1. Measure the growth inhibition zone of the sprayed competitor strain (Figure 1A–C, "X" to "X") in millimeters, subtracting the diameter of the central spot of the inhibitor-producer (Figure 1A–C, "Y" to "Y").
   NOTE: Figure 1E shows how this data could be presented
2. Record the clarity score for zones of inhibition.

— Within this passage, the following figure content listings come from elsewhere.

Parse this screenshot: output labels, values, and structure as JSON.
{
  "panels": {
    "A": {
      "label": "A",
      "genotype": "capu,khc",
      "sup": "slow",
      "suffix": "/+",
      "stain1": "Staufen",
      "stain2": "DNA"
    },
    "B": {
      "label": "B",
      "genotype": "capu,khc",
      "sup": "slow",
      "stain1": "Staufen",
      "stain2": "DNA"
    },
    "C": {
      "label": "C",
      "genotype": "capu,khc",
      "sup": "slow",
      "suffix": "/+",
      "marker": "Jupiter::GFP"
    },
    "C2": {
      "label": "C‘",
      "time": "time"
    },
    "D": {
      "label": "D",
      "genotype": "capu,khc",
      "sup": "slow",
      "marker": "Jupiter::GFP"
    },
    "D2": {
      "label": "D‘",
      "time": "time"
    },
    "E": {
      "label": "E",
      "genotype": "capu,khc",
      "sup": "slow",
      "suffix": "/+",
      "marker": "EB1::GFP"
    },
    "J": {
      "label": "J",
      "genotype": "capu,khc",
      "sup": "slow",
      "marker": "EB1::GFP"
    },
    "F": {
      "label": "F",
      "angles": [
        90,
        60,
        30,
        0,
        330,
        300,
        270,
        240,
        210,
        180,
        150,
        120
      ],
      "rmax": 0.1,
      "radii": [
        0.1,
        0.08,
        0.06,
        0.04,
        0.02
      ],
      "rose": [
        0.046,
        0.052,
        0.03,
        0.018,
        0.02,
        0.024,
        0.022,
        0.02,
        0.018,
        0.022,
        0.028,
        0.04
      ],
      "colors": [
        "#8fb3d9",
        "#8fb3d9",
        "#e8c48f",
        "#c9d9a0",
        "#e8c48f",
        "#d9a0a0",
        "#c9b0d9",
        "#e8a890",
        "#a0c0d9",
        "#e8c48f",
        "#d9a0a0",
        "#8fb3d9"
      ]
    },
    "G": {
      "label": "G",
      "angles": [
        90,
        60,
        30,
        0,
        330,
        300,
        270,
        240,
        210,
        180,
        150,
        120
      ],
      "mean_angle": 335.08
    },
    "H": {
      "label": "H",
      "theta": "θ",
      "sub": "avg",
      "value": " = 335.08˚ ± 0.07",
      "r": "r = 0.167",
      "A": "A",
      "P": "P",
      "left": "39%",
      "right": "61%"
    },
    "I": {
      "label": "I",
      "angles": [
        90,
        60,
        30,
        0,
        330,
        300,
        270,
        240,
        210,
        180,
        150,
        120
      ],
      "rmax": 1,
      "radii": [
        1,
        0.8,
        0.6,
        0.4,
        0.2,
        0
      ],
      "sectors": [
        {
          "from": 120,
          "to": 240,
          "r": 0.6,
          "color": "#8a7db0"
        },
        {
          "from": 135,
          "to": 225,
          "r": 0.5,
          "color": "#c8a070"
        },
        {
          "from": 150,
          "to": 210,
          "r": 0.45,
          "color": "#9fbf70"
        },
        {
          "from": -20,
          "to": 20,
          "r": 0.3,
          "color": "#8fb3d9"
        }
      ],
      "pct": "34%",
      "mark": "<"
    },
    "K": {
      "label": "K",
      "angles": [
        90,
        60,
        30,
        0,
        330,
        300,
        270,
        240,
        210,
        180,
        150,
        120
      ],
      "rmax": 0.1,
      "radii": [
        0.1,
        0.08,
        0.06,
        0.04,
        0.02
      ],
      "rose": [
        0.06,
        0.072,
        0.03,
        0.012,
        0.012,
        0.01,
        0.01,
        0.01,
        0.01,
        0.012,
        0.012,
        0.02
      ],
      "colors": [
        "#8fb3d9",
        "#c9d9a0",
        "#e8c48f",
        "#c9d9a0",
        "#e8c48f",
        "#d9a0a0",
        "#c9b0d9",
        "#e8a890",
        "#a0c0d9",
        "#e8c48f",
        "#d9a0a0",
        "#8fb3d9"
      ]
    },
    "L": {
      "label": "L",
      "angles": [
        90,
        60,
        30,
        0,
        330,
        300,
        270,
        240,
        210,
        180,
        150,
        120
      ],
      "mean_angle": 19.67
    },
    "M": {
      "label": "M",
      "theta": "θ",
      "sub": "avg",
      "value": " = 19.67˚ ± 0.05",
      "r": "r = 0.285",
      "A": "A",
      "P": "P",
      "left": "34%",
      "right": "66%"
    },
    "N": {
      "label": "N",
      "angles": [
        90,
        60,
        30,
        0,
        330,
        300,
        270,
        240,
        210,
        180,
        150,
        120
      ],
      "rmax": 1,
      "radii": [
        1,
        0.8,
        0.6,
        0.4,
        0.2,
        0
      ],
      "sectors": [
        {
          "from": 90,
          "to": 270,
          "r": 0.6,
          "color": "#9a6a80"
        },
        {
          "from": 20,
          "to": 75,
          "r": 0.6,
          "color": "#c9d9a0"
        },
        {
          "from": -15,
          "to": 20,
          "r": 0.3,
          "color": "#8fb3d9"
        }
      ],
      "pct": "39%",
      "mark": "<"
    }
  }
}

   NOTE: This indicates the degree of inhibition observed. Examples are shown in Figure 1A–D, strains that can be used for standardization are suggested in the representative results section. The following scale can be used for clarity scoring: a clarity score of 0 to describe a zone of complete inhibition of the competitor strain's growth. A score of 1 to describe a zone of almost complete inhibition of growth, with only individual colonies present in the zone of clearing. A score of 2 to describe a visible zone of reduced growth, growth within this zone is confluent or near confluent but reduced in density by >50 %. A score of 3 to describe only minimal growth reduction, growth is confluent and reduced by less than 50 %, a zone is still visible and measurable. A score of 4 to describe no visible inhibition of growth. A score of 5 to describe that the growth of the competitor strain was increased in the proximity of the test inhibitor-producing strain. See Figure 1 for examples. These scores are subjective to the experimenter.

9. Replicates

1. Repeat assays at least in biological triplicate to determine the reproducibility of the results obtained.
   NOTE: If replicates are performed on different days, take measurements and score plates immediately after removal from incubation, then either store plates at 4 °C or take high quality photographs of plates before discarding them. Storage or photographs of plates enables easy comparison of results between different days, this is particularly important for confirming reproducible scoring across days/experiments. Be aware that storage of the plates has the potential to alter results.
   NOTE: For clear photographs place plates upright without their lid on a matte black background in an area of diffused light, use a high resolution camera (≥8 MP) capable of focusing on objects close to the lens (macro mode). Alternatively, some gel imagers with trans-illuminator set to white light can produce high quality, highly reproducible images.